1- Almanya’daki Hegelcilik üç ana başlık altında ifade edilebilir: a- Rozenkranz, Fischer ve Zeller tarafından temsil edilen birinci akım, yani Ortodoks Hegelcilik, Hegelci görüşü hiçbir değişikliğe uğratmadan aynen sürdürür. b- Yeni-Hegelcilik olarak bilinen ve bir yandan Hegel’in idealizmini sürdürürken, bir yandan da devleti en yüce amaç olarak gören Kroner ve Liebert’in temsil ettiği yaklaşım.
c- Hegel’in diyalektik yöntemini ve oluş kavramını benimserken, idealizmini yadsıyan, Feuerbach ve Marx’ın yaptığı gibi dini, Stirner’ın yaptığı gibi yerleşik kurumları eleştiren sol Hegelcilik.
2- Almanya dışında ise Hegelcilik İtalya’da Benedetto Croce ve Giovanni Gentile, İngiltere’de Francis Bradley ve Bernard Bosanquet, ABDde ise Josiah Royce tarafından çok güçlü bir biçimde temsil edilmiştir. Fransa’da ise varoluşçu bir Hegel yorumu geliştiren Jean Wahl’den Alexander Koj ve bir yandan Hegel ile Heidegger’in düşüncesini birbirleriyle uzlaştırmaya çalışırken, diğer yandan Phanemonolagie’yi insanın her türlü yabancılaşmadan kurtuluşunu ilan eden bir bildiri olarak yorumlamıştır.
Hegelcilik tarihsel gelişimi içinde ele alındığında, onda bu kez dört ayrı evreyi birbirinden ayırmak gerekir. 1- Bunlardan birincisi Hegelci Okul içinde Hegelin sağlığında başlayarak19. yüzyılın ortalarına kadar süren ve üçlü bir bölünmeyle sona eren çekişme dönemidir. Sağ ya da muhafazakar Hegelciler diye bilinen ve doğrudan Hegel’in Öğrencilerinden oluşan bir grup Hegelciliğin İncil öğretisine ve muhafazakar politikalara ters düşmediğini savunurken, genç ya da Sol Hegelciler diyalektiği hareket ve değişme ilkesi olarak yorumlamış, siyasal ve kültürel gerçekliğin değişimini amaçlamıştır. Bunların dışında kalan merkez grup ise Hegel’in sisteminin oluşumuyla ve mantık problemleriyle ilgilenmişt.ir 2- 19. yüzyılın ortalarından 20. yüzyıllarına kadar olan ikinci evrede ise Hegelcilik Almanya dışında yayılmış ve ortaya çıkan Yeni-Hegelcilik daha ziyade mantığa ve diyalektiği yenileme işine ağırlık vermiştir.

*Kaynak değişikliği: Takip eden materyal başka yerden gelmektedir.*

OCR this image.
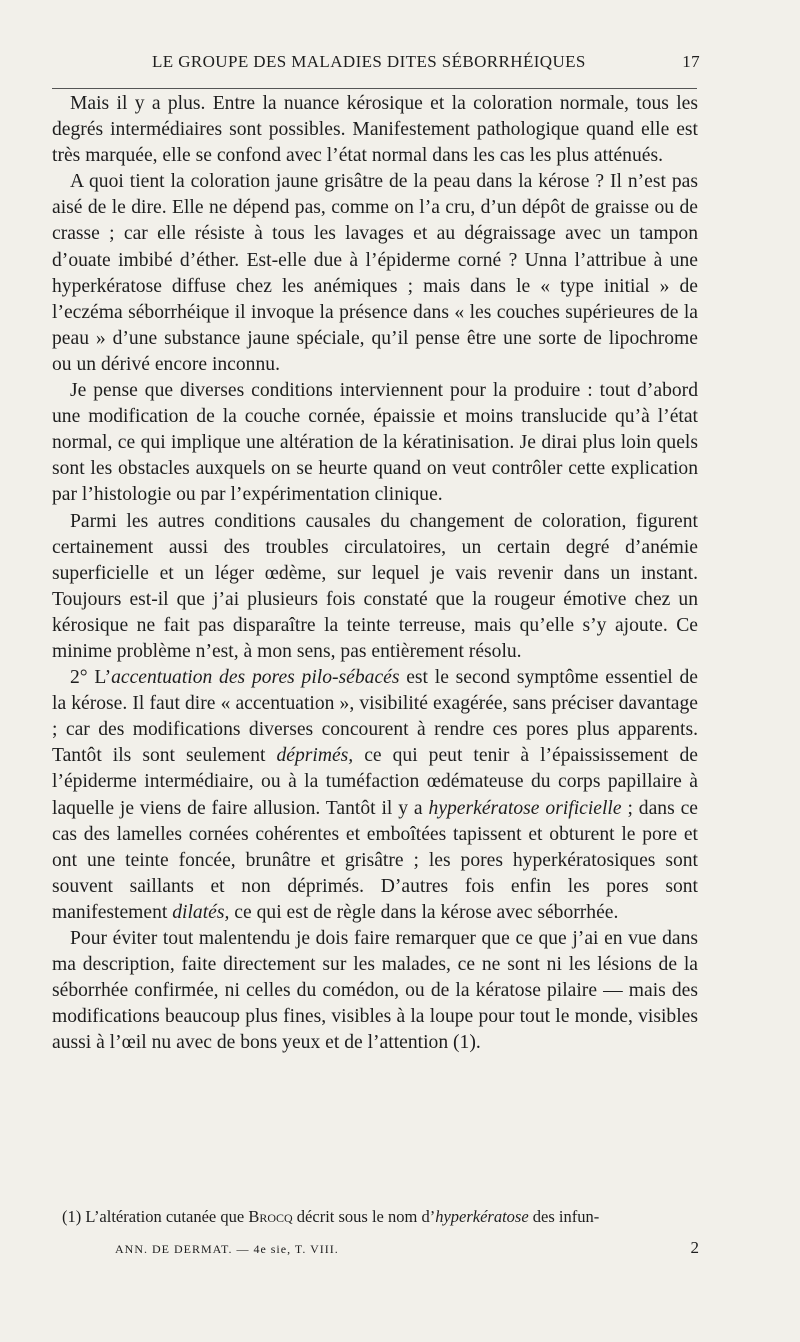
LE GROUPE DES MALADIES DITES SÉBORRHÉIQUES	17

Mais il y a plus. Entre la nuance kérosique et la coloration normale, tous les degrés intermédiaires sont possibles. Manifestement pathologique quand elle est très marquée, elle se confond avec l’état normal dans les cas les plus atténués.

A quoi tient la coloration jaune grisâtre de la peau dans la kérose ? Il n’est pas aisé de le dire. Elle ne dépend pas, comme on l’a cru, d’un dépôt de graisse ou de crasse ; car elle résiste à tous les lavages et au dégraissage avec un tampon d’ouate imbibé d’éther. Est-elle due à l’épiderme corné ? Unna l’attribue à une hyperkératose diffuse chez les anémiques ; mais dans le « type initial » de l’eczéma séborrhéique il invoque la présence dans « les couches supérieures de la peau » d’une substance jaune spéciale, qu’il pense être une sorte de lipochrome ou un dérivé encore inconnu.

Je pense que diverses conditions interviennent pour la produire : tout d’abord une modification de la couche cornée, épaissie et moins translucide qu’à l’état normal, ce qui implique une altération de la kératinisation. Je dirai plus loin quels sont les obstacles auxquels on se heurte quand on veut contrôler cette explication par l’histologie ou par l’expérimentation clinique.

Parmi les autres conditions causales du changement de coloration, figurent certainement aussi des troubles circulatoires, un certain degré d’anémie superficielle et un léger œdème, sur lequel je vais revenir dans un instant. Toujours est-il que j’ai plusieurs fois constaté que la rougeur émotive chez un kérosique ne fait pas disparaître la teinte terreuse, mais qu’elle s’y ajoute. Ce minime problème n’est, à mon sens, pas entièrement résolu.

2° L’accentuation des pores pilo-sébacés est le second symptôme essentiel de la kérose. Il faut dire « accentuation », visibilité exagérée, sans préciser davantage ; car des modifications diverses concourent à rendre ces pores plus apparents. Tantôt ils sont seulement déprimés, ce qui peut tenir à l’épaississement de l’épiderme intermédiaire, ou à la tuméfaction œdémateuse du corps papillaire à laquelle je viens de faire allusion. Tantôt il y a hyperkératose orificielle ; dans ce cas des lamelles cornées cohérentes et emboîtées tapissent et obturent le pore et ont une teinte foncée, brunâtre et grisâtre ; les pores hyperkératosiques sont souvent saillants et non déprimés. D’autres fois enfin les pores sont manifestement dilatés, ce qui est de règle dans la kérose avec séborrhée.

Pour éviter tout malentendu je dois faire remarquer que ce que j’ai en vue dans ma description, faite directement sur les malades, ce ne sont ni les lésions de la séborrhée confirmée, ni celles du comédon, ou de la kératose pilaire — mais des modifications beaucoup plus fines, visibles à la loupe pour tout le monde, visibles aussi à l’œil nu avec de bons yeux et de l’attention (1).

(1) L’altération cutanée que Brocq décrit sous le nom d’hyperkératose des infun-
ANN. DE DERMAT. — 4e sie, T. VIII.	2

3- Yirminci yüzyılın başlarından Hegelciliğin Almanya ‘da yeniden canlanması, Hegelciliğin tarihindeki üçüncü evreyi meydana getirir.. Dilthey’ın Hegel’in gençlik dönemi yazılarını ortaya çıkarmasından sonra yaşanan bu canlanma döneminde filoloji ve tarihsel araştırmalar öne çıkmış, Hegel’in düşüncesi Aydınlanma ve romantizm çerçevesinde ele alınmıştır.4- İkinci Dünya Savaşına rastlayan son dönemde ise Marksist araştırmaların yeniden canlanması, Marx-Hegel karşılaştırmalarının gündeme gelmesine ve özellikle siyasal-toplumsal problemler üzerinde durulmasına yol açmıştır.